La Imagen, que fue retirada del culto el 27 de julio tras una Misa de despedida, ha sido intervenida principalmente para la recuperación de la policromía perdida con el paso de las décadas, puesto que será la primera intervención desde que la Virgen su pusiera al culto en 1865. La imagen ha sido repuesta al culto este 1 de septiembre, recibiéndose con una Misa de Acción de Gracias.
La restauración se ha llevado a cabo en todo momento en el interior de la Parroquia de Santa Ana, concretamente en el despacho del archivo parroquial, el cual hacsidi acondicionado con todo el equipamiento requerido por los restauradores.

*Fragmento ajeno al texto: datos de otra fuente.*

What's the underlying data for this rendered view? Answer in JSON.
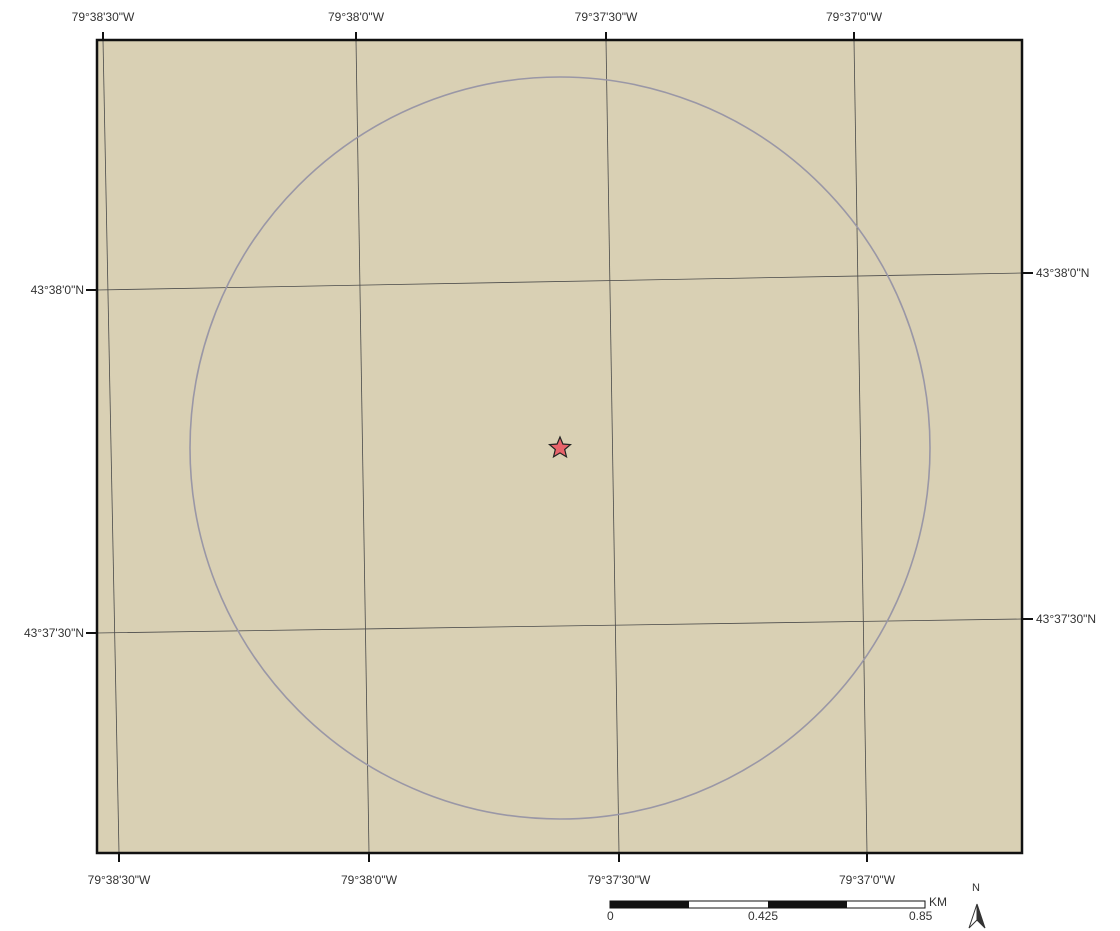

El proceso ha contado con la supervisión de una comisión artística concebida para el seguimiento de la restauración y que ha estado compuesta por el delegado de patrimonio artístico del Arzobispado, el Rvdo. D. Antonio Rodríguez Babío, Antonio Gamero y Agustín Martín de Soto, ambos responsables del plan de conservación preventiva de la Archidiócesis.

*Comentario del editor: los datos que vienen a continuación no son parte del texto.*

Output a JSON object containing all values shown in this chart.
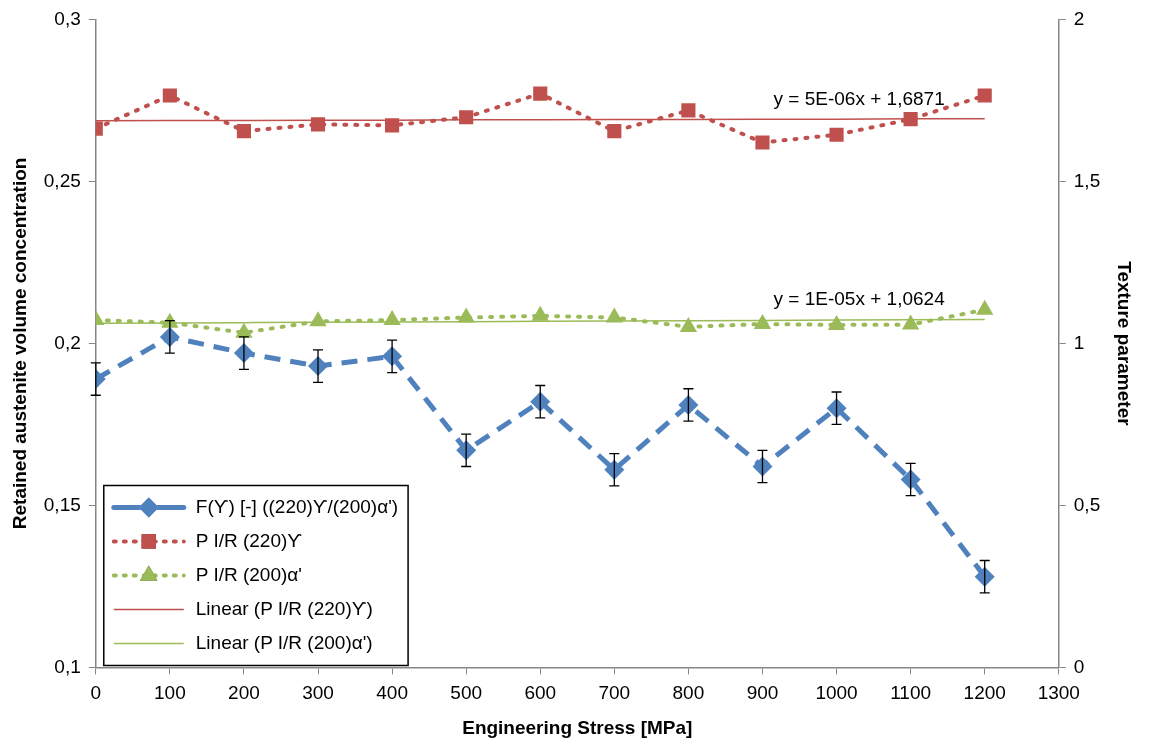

Ballesteros y Cascajares son licenciados en Bellas Artes, contando con la especialidad en conservación y restauración. En su haber cuentan con diferentes intervenciones de obras de autores como Juan de Mesa, la Roldana o Cristóbal Ramos. Destacan las restauraciones realizadas al Señor de la Salud y Buen Viaje de la hermandad de San Esteban, los Titulares de la hermandad de Santiago de Aznalcázar, al Señor Cautivo y Rescatado de la Parroquia de San Ildefonso o la imagen de San José de Santa María la Blanca.
Además de la restauración, a la Divina Pastora se le ha realizado un pecherín de cuero para proteger muñecas, pecho y cabeza de la utilización de los alfileres.